About this SSL certificate & subdomain search

This free tool performs an SSL certificate and subdomain search via CT logs — the public Certificate Transparency logs that record every TLS/SSL certificate issued by participating certificate authorities. Because publicly trusted certificates must be logged, those records are an open-source intelligence goldmine: by querying the certificate history for a domain (via crt.sh), the tool surfaces a count of issued certificates, a list of discovered subdomains, and details of recent certificates including common name, validity window, and issuer.

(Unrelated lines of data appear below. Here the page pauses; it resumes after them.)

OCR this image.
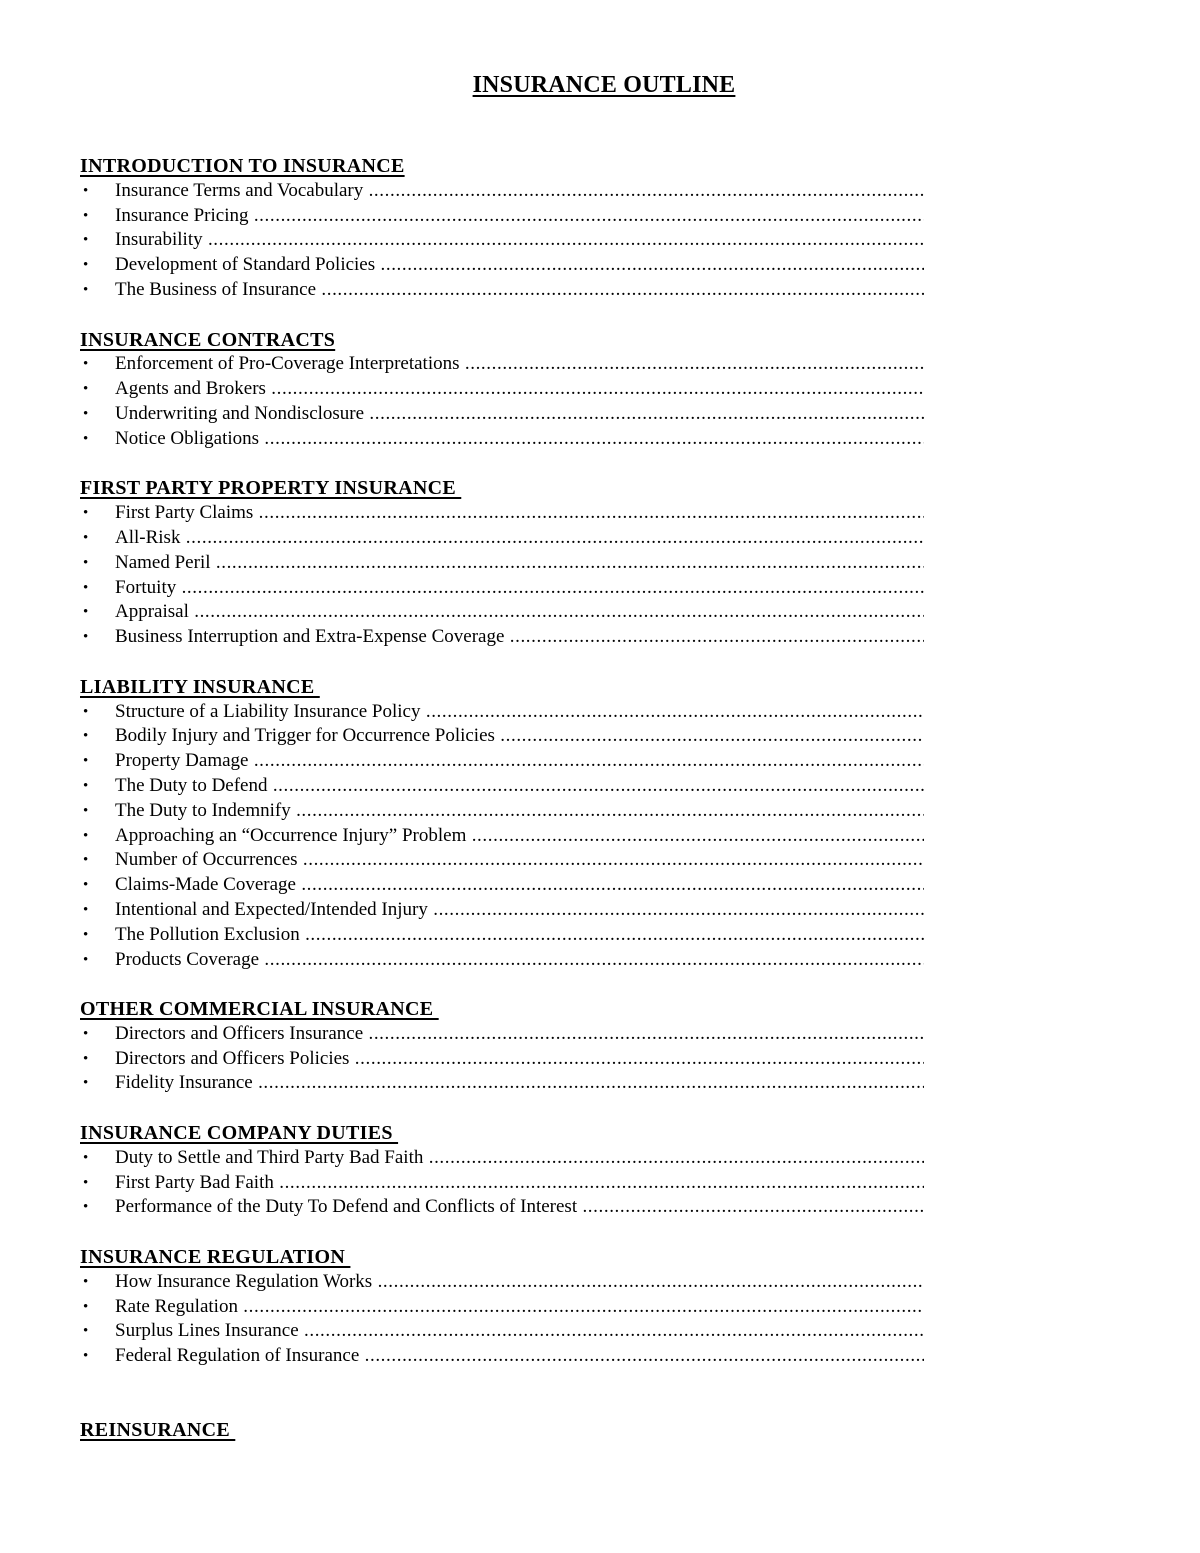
INSURANCE OUTLINE
INTRODUCTION TO INSURANCE
• Insurance Terms and Vocabulary .....
• Insurance Pricing .....
• Insurability .....
• Development of Standard Policies .....
• The Business of Insurance .....
INSURANCE CONTRACTS
• Enforcement of Pro-Coverage Interpretations .....
• Agents and Brokers .....
• Underwriting and Nondisclosure .....
• Notice Obligations .....
FIRST PARTY PROPERTY INSURANCE
• First Party Claims .....
• All-Risk .....
• Named Peril .....
• Fortuity .....
• Appraisal .....
• Business Interruption and Extra-Expense Coverage .....
LIABILITY INSURANCE
• Structure of a Liability Insurance Policy .....
• Bodily Injury and Trigger for Occurrence Policies .....
• Property Damage .....
• The Duty to Defend .....
• The Duty to Indemnify .....
• Approaching an “Occurrence Injury” Problem .....
• Number of Occurrences .....
• Claims-Made Coverage .....
• Intentional and Expected/Intended Injury .....
• The Pollution Exclusion .....
• Products Coverage .....
OTHER COMMERCIAL INSURANCE
• Directors and Officers Insurance .....
• Directors and Officers Policies .....
• Fidelity Insurance .....
INSURANCE COMPANY DUTIES
• Duty to Settle and Third Party Bad Faith .....
• First Party Bad Faith .....
• Performance of the Duty To Defend and Conflicts of Interest .....
INSURANCE REGULATION
• How Insurance Regulation Works .....
• Rate Regulation .....
• Surplus Lines Insurance .....
• Federal Regulation of Insurance .....
REINSURANCE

Certificate Transparency was created so that mis-issued or rogue SSL certificates could be detected. For investigators and security teams, the same logs double as a passive reconnaissance source: subdomains that never appear in public DNS or links often show up because someone requested a certificate for them. Mapping a target's certificate footprint helps reveal staging environments, internal-sounding hostnames, vendor infrastructure, and the certificate authorities an organisation relies on.

How to read the results

Enter a registrable domain such as example.com. The card shows the total certificates seen in CT logs and the number of unique subdomains found, followed by a sample of discovered subdomains and the most recent certificates with their issue and expiry dates. Treat the subdomain list as candidates: a hostname in a certificate proves a certificate was requested, not that the host is currently live, so confirm with DNS resolution before acting. Pair this with WHOIS and DNS data to build a full picture of an organisation's external attack surface.

This SSL certificate and subdomain search works well alongside the WHOIS domain registration lookup to identify the registrar and owner, the domain reconnaissance scanner for a wider footprint sweep, and the IP address geolocation lookup to investigate the infrastructure each subdomain resolves to.

What are Certificate Transparency (CT) logs?

CT logs are public, append-only records of SSL/TLS certificates issued by trusted certificate authorities. They were introduced to let domain owners and the public detect mis-issued certificates, and they make historical certificate data searchable for anyone.

How does this find subdomains?

When a certificate is issued for a hostname, that hostname is recorded in the CT logs. By reading every logged certificate for a domain, the tool extracts the subject and subject-alternative-name entries to assemble a list of subdomains — including ones that may not be publicly linked.

Does a discovered subdomain mean it is live?

No. A certificate proves only that one was requested for that hostname at some point. The host may be offline, decommissioned, or never deployed. Always verify with a fresh DNS lookup before drawing conclusions.